Week 22 – Embroidery skills
Hello and welcome to this week’s Giving Tuesday activity!
Wow, it’s September 1st already – how did that happen?! Once again the summer has whizzed past, and the date of ‘Back To School’ is looming large.
Good luck to all of you who are heading back in the next week or so, whether you’re teaching or learning.
And, if you’re one of the ones doing the dropping off and facing some empty days, maybe now is a great time to try out a new skill or hobby. September always makes us feel like trying out something new, and what better way to start than by finding out about what makes other people feed good?
We have a whole series of “skill swap” sessions coming up over the next few weeks. Jam making, baking, music, languages – you name it, we’ve got it!
Embroidery is back!
This week, for our Giving Tuesday activity, we’re looking at embroidery.
Embroidery (the art of decorating clothes with thread) has been around since around 30,000BC, and in Europe it became most popular during the 11th and 12th Centuries. Immense tapestries were commissioned and created (partly as a status symbol and partly to keep those chilly stone castles warm during the winters).
By the 16th Century, embroidery had moved from wall hangings to clothes: the Tudor monarchs used elaborate embroidery to proclaim their royal status, and Elizabeth I was a master (or should that be a mistress?) of using hidden messages in her clothing choices. You can read more about this right here.
During the 1800s, the industrial revolution and subsequent changes in society meant that more and more people could access the items needed for embroidery; it was no longer the province of the upper classes. It was also used as a way to spruce up old clothes to make them last longer, cleverly hiding patches, or mismatched scraps of fabric with beautiful stitches.

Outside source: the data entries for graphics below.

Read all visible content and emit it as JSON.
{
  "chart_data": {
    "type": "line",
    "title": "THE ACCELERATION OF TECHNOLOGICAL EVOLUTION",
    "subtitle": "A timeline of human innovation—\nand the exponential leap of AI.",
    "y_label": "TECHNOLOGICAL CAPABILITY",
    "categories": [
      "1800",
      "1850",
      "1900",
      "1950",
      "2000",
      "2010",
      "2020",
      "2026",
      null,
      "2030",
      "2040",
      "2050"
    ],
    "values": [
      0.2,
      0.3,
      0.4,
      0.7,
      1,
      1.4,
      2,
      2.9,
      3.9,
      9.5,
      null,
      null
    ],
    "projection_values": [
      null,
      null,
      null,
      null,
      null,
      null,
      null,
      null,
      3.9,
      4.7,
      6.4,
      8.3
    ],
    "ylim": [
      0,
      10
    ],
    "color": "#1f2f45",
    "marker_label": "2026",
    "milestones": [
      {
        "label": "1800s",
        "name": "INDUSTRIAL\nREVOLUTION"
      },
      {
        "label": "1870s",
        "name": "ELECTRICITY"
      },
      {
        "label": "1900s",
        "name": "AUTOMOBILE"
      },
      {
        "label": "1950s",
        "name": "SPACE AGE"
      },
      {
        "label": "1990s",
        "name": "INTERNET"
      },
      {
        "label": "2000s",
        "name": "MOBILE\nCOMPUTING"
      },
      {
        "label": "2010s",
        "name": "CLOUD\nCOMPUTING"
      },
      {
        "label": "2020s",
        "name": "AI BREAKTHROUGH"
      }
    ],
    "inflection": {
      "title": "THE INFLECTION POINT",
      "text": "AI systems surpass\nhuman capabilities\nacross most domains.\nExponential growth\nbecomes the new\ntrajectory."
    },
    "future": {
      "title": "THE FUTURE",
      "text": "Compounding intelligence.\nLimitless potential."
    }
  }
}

Embroidery as a hobby has many good qualities. It’s good for mental and physical health (ever tried threading a needle while on a moving train? It’s excellent hand-eye coordination practice) and doing something creative really helps with stress. Read here about how cross-stitch helps with mental health.

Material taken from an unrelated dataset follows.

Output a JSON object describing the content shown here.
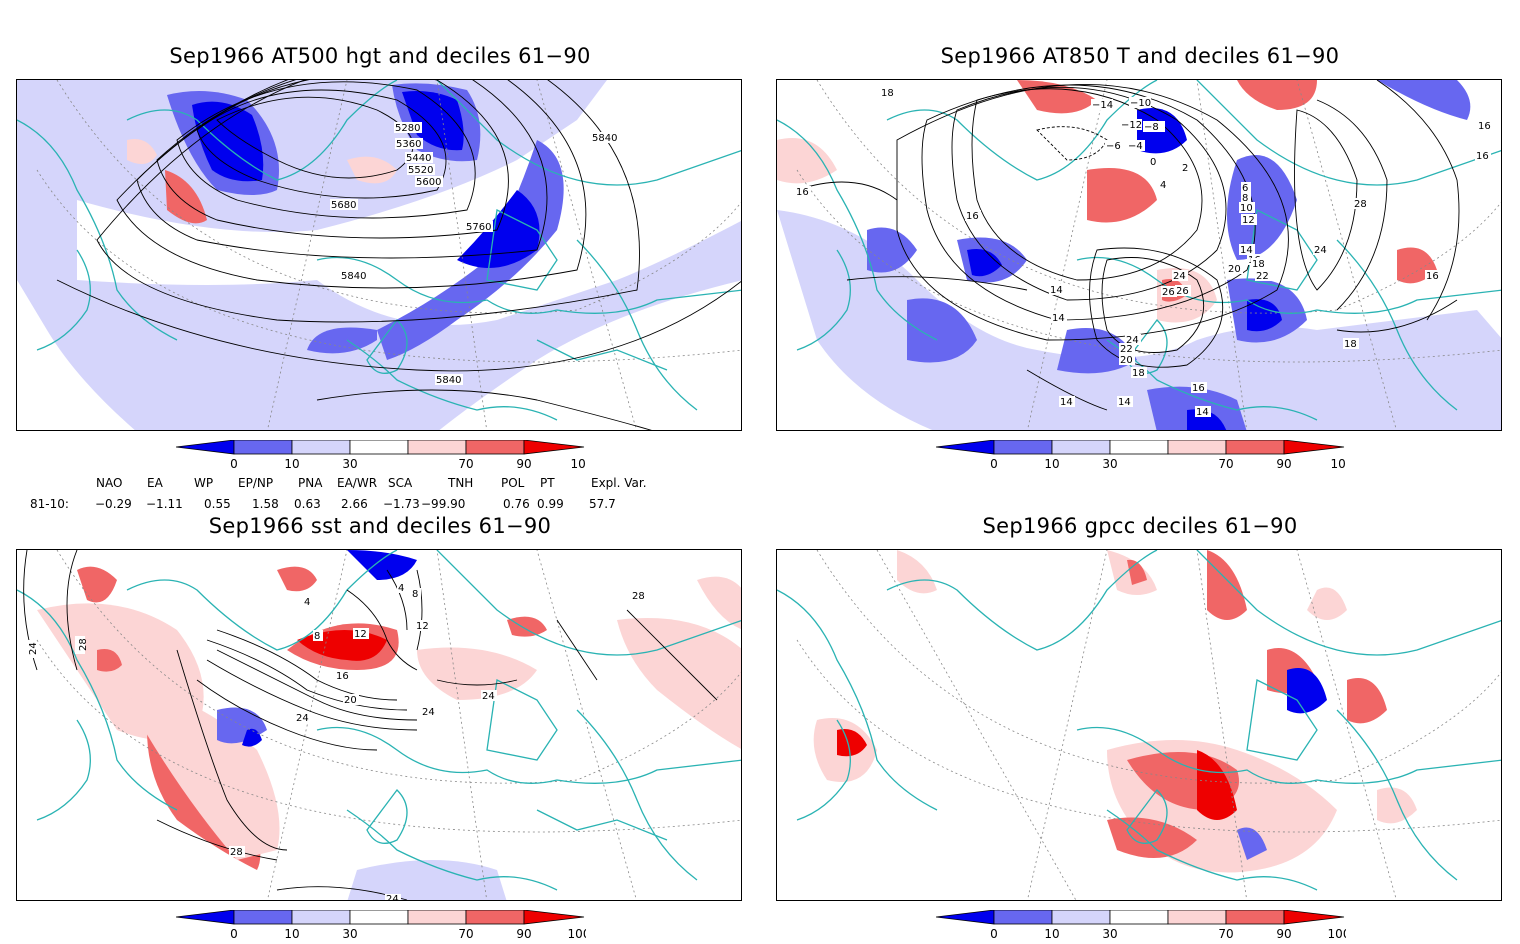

It’s a favourite hobby for lots of different people, like the lovely Carolyn, who has kindly agreed to talk about her passion for embroidery with us. Check out her video here:
Fancy giving it a go?
You can find lots of embroidery lessons on YouTube and kits on eBay. There are even patterns available for free online, depending on your ability. The Spruce Crafts website is a good place to start:
Here’s a helpful infographic on basic beginner embroidery stitches you can practice to get you started:
Why not try embroidering some simple designs and use them as Birthday, Thank You or even Christmas gifts?